I have seen multiple articles recommending profiles be written in first person. Utilization of thoughtfully chosen keywords and listing of relevant skills are also factors I found suggested for success. “According to a 2016 LinkedIn study, users who display five or more skills are messaged 31 times more and viewed 17 times more than those who do not! So as meaningless as Endorsements seem, they do attract more eyeballs to your page.” (https://www.forbes.com/sites/nextavenue/2017/03/07/7-linkedin-tips-to-build-your-personal-brand/#11ca08440584).
Profile pictures … Proceed with caution
It is widely recommended users have a good profile picture and showcase achievements “without buzzwords”. A profile photo is a chance to remind people that there is a living, breathing human being behind your online persona. Statistics show that LinkedIn members with a photo receive far more engagement: 21 times more profile views and 9 times more connection requests”. (https://business.linkedin.com/sales-solutions/blog/best-practices–linkedin-profile/2018/picture-perfect–make-a-great-first-impression-with-your-linkedi).
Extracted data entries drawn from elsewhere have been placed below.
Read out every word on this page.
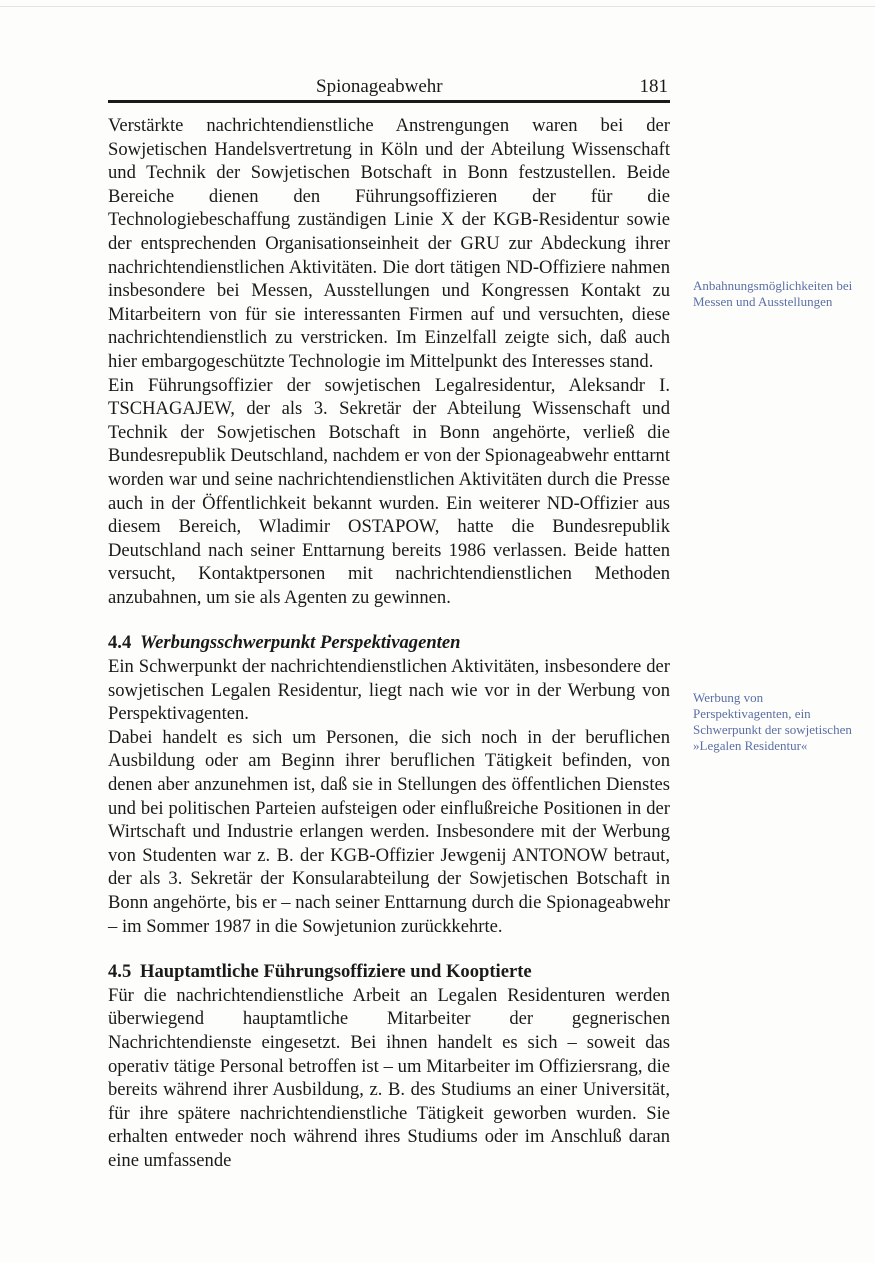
Spionageabwehr	181

Verstärkte nachrichtendienstliche Anstrengungen waren bei der Sowjetischen Handelsvertretung in Köln und der Abteilung Wissenschaft und Technik der Sowjetischen Botschaft in Bonn festzustellen. Beide Bereiche dienen den Führungsoffizieren der für die Technologiebeschaffung zuständigen Linie X der KGB-Residentur sowie der entsprechenden Organisationseinheit der GRU zur Abdeckung ihrer nachrichtendienstlichen Aktivitäten. Die dort tätigen ND-Offiziere nahmen insbesondere bei Messen, Ausstellungen und Kongressen Kontakt zu Mitarbeitern von für sie interessanten Firmen auf und versuchten, diese nachrichtendienstlich zu verstricken. Im Einzelfall zeigte sich, daß auch hier embargogeschützte Technologie im Mittelpunkt des Interesses stand.

Ein Führungsoffizier der sowjetischen Legalresidentur, Aleksandr I. TSCHAGAJEW, der als 3. Sekretär der Abteilung Wissenschaft und Technik der Sowjetischen Botschaft in Bonn angehörte, verließ die Bundesrepublik Deutschland, nachdem er von der Spionageabwehr enttarnt worden war und seine nachrichtendienstlichen Aktivitäten durch die Presse auch in der Öffentlichkeit bekannt wurden. Ein weiterer ND-Offizier aus diesem Bereich, Wladimir OSTAPOW, hatte die Bundesrepublik Deutschland nach seiner Enttarnung bereits 1986 verlassen. Beide hatten versucht, Kontaktpersonen mit nachrichtendienstlichen Methoden anzubahnen, um sie als Agenten zu gewinnen.

4.4 Werbungsschwerpunkt Perspektivagenten

Ein Schwerpunkt der nachrichtendienstlichen Aktivitäten, insbesondere der sowjetischen Legalen Residentur, liegt nach wie vor in der Werbung von Perspektivagenten.

Dabei handelt es sich um Personen, die sich noch in der beruflichen Ausbildung oder am Beginn ihrer beruflichen Tätigkeit befinden, von denen aber anzunehmen ist, daß sie in Stellungen des öffentlichen Dienstes und bei politischen Parteien aufsteigen oder einflußreiche Positionen in der Wirtschaft und Industrie erlangen werden. Insbesondere mit der Werbung von Studenten war z. B. der KGB-Offizier Jewgenij ANTONOW betraut, der als 3. Sekretär der Konsularabteilung der Sowjetischen Botschaft in Bonn angehörte, bis er – nach seiner Enttarnung durch die Spionageabwehr – im Sommer 1987 in die Sowjetunion zurückkehrte.

4.5 Hauptamtliche Führungsoffiziere und Kooptierte

Für die nachrichtendienstliche Arbeit an Legalen Residenturen werden überwiegend hauptamtliche Mitarbeiter der gegnerischen Nachrichtendienste eingesetzt. Bei ihnen handelt es sich – soweit das operativ tätige Personal betroffen ist – um Mitarbeiter im Offiziersrang, die bereits während ihrer Ausbildung, z. B. des Studiums an einer Universität, für ihre spätere nachrichtendienstliche Tätigkeit geworben wurden. Sie erhalten entweder noch während ihres Studiums oder im Anschluß daran eine umfassende

Anbahnungsmöglichkeiten bei Messen und Ausstellungen
Werbung von Perspektivagenten, ein Schwerpunkt der sowjetischen »Legalen Residentur«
A photo must be chosen wisely. This is not a good photo for a LinkedIn account:
And neither is this:
The LinkedIn website enables users to add video to their profiles. Users can do so for personal accounts or for business accounts. Companies frequently use brand logos in lieu of a profile picture.
What can LinkedIn do for your content?
LinkedIn has become an important platform for distributing content. 94% of business-to-business marketers use LinkedIn as a content distribution channel. This delicious graphic effectively illustrates how LinkedIn meets different needs of its users:
On LinkedIn, you can post content linking back to your site or product. Businesses can use LinkedIn ads as a means to target key publics and maximize visibility. A business can also post content intended to further brand awareness. LinkedIn advertising supports brand awareness, website visits, engagement, video views, lead generation, site conversions, and job applications.
Within its broad reach, LinkedIn has its audience expecting business-related content, making it an ideal site for posting company information. Compared to Facebook and Twitter, it’s the number one most popular advertising channel for B2B marketers, as illustrated by this graph:
It can strengthen a user’s LinkedIn presence if he or she belongs to professional groups in the site. LinkedIn’s capabilities have been expanding so fast there are actually outside consultants you can hire to help you develop your profile and determine the best way to achieve your objectives on LinkedIn.
.What I learned about LinkedIn
I am not a corporate person. But I have learned that LinkedIn is well-suited for personal branding, which is of great interest to me these days. Having recently launched an ambitious multi-topic blog and website, I am taking measures to actively manage my online image and unique characteristic to position myself as best I can to promote it. LinkedIn has evolved from being just a digital venue for job hunters into a social network which allows users a chance to create a personal brand. As described in a 2019 Wall Street Journal article, a personal brand is a “a public-facing persona, exhibited on LinkedIn, Twitter and other networks, that showcases expertise and fosters new connections.” (https://www.wsj.com/articles/a-social-media-guide-for-introverts-11565575740).
When LinkedIn started, people who tried to connect with someone were asked to select how they knew that person. The site encouraged connections between people who’d already worked together, studied together, done business together, etc. In recent years that procedure ended. Users are allowed to connect with up to 30,000 people. This change means LinkedIn is now far more of a proactive networking site, or anything from looking for a new job, a lateral career move, generate new sales or client leads, promote an organization … or even develop connections to promote a new blog!
LinkedIn is not a good social media site for everyone. But if some networking might benefit you at all, it is worth checking out.